The Finest has partnered with online live-bidding platform Proxibid so participating bidders have an experience similar to a live auction. Transparency is what’s strived for at The Finest: Each car is photographed extensively to give the viewer a virtual walk-around, and top automotive writers explain the history and condition of each machine, so there are no “surprises” after the purchase.
But The Finest doesn’t only exist in cyberspace. The company is conducting a live auction in Hershey, Pennsylvania in conjunction with “The Elegance at Hershey,” a top-flight concourse, on June 11. (Maybe you’ll want to bid on one of the standouts: a 1938 Mercedes 540K, with an estimated price of $950,000 to $1.3 million?) A number of the cars are coming from prestigious collections in Westchester.
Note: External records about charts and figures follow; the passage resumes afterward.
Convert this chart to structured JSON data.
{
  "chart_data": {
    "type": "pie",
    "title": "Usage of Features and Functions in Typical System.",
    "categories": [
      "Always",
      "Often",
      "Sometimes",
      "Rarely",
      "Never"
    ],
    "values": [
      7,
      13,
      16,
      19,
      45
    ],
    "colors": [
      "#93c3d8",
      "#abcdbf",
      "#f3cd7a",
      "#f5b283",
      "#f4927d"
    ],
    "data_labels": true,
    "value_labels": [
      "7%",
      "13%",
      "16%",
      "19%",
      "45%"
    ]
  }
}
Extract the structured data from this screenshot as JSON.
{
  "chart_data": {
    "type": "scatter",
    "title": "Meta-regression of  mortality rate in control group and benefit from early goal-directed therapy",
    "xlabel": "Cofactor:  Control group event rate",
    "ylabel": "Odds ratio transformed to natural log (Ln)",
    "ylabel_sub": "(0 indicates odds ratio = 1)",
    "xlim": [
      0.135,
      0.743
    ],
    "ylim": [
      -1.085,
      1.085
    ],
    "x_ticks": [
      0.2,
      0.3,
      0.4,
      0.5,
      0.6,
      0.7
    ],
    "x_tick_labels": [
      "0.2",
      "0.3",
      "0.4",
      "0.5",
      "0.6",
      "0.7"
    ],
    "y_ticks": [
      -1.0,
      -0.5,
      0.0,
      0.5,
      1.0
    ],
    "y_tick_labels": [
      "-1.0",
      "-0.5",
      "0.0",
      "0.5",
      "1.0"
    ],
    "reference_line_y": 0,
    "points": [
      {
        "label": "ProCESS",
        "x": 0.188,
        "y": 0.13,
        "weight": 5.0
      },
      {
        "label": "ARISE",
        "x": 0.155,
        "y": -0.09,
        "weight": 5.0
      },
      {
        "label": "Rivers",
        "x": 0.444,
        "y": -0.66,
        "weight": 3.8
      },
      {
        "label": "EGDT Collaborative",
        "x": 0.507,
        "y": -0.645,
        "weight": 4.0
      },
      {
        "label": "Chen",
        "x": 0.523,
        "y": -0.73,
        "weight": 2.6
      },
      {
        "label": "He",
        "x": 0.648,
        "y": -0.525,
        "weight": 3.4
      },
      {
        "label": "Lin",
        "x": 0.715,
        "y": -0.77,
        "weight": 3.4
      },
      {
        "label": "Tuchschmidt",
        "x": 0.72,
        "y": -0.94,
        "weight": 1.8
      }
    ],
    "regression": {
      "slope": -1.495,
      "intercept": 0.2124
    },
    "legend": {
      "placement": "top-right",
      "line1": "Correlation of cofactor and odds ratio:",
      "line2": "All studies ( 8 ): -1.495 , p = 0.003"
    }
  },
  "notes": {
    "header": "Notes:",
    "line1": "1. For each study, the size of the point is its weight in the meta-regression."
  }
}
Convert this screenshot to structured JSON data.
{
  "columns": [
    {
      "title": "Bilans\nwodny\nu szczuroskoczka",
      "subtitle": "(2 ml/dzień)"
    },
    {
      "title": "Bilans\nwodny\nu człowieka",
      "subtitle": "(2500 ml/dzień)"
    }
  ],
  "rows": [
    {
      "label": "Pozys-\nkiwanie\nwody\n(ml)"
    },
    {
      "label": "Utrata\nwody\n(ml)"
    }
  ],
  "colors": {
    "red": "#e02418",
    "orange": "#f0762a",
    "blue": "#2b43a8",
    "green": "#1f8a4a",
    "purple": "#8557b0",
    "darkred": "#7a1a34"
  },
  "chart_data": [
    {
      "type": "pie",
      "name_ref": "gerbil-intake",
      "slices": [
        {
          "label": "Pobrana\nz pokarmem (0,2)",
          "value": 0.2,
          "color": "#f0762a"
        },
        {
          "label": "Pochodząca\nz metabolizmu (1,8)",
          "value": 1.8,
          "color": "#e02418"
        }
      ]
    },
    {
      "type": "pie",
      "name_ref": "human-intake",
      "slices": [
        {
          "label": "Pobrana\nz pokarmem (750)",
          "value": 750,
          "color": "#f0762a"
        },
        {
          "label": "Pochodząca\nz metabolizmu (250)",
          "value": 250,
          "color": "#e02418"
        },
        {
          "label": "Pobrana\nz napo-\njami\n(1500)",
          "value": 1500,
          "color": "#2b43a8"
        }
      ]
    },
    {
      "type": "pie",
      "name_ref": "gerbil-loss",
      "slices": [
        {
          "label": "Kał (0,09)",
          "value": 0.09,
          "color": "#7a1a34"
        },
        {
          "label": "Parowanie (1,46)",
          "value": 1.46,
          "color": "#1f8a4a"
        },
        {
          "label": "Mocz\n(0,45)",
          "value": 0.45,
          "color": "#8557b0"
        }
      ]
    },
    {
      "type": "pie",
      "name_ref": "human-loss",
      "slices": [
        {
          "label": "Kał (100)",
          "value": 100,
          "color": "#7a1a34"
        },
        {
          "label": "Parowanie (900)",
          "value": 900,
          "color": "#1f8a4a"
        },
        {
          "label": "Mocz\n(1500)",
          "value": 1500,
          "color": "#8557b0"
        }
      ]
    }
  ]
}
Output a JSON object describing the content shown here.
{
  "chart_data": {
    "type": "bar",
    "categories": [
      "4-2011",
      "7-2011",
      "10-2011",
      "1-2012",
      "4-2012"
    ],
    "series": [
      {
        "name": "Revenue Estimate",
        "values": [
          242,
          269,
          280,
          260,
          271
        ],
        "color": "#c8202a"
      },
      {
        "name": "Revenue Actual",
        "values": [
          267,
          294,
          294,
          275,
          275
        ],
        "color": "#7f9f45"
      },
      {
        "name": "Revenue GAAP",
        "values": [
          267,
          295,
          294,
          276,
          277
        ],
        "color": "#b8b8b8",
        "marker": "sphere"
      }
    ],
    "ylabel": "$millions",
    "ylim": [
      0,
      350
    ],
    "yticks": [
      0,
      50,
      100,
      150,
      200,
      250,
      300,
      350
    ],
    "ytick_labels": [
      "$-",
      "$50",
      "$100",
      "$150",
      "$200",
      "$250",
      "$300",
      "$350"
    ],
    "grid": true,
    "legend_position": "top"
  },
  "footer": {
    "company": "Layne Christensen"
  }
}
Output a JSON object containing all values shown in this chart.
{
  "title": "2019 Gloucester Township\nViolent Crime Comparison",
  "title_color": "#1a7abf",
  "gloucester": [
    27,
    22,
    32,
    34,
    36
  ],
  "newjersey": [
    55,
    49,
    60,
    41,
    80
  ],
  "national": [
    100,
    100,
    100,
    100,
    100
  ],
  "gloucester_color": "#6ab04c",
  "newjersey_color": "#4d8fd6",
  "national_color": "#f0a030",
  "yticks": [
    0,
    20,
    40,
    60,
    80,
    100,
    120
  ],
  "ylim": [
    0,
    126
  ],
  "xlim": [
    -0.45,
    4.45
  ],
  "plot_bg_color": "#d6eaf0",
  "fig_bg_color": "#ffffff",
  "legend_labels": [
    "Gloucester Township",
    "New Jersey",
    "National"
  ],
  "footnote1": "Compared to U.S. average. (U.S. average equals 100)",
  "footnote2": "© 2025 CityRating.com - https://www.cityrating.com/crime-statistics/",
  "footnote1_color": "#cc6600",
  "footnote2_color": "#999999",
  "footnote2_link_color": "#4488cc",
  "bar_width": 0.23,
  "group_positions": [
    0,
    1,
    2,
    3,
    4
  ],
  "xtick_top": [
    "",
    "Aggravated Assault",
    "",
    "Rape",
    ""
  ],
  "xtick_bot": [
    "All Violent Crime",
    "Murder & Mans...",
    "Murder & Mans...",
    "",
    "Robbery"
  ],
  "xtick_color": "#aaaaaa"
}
One of the innovations The Finest is implementing is the use of individual WiFi-enabled tablets. If a car is hammered unsold at the time it’s on the stage, a bidder can continue to bid on that specific car via tablet as the auction rolls on. “Using the tablets gives buyers a longer period of time to acquire the car of their dreams and takes the pressure off the seller, who would rather not settle at a lower price,” explains Farrell. It’s good for the auction house as well; all its marketing doesn’t go out the window if the car doesn’t sell during its five minutes in the spotlight.
Farrell aims to give all those concerned a fresh approach to the bidding process. And his cars don’t sit locked away in some garage. Several examples from his collection reside in the Bedford offices of The Finest, giving the team of six some inspiration, and a swanky place to relax.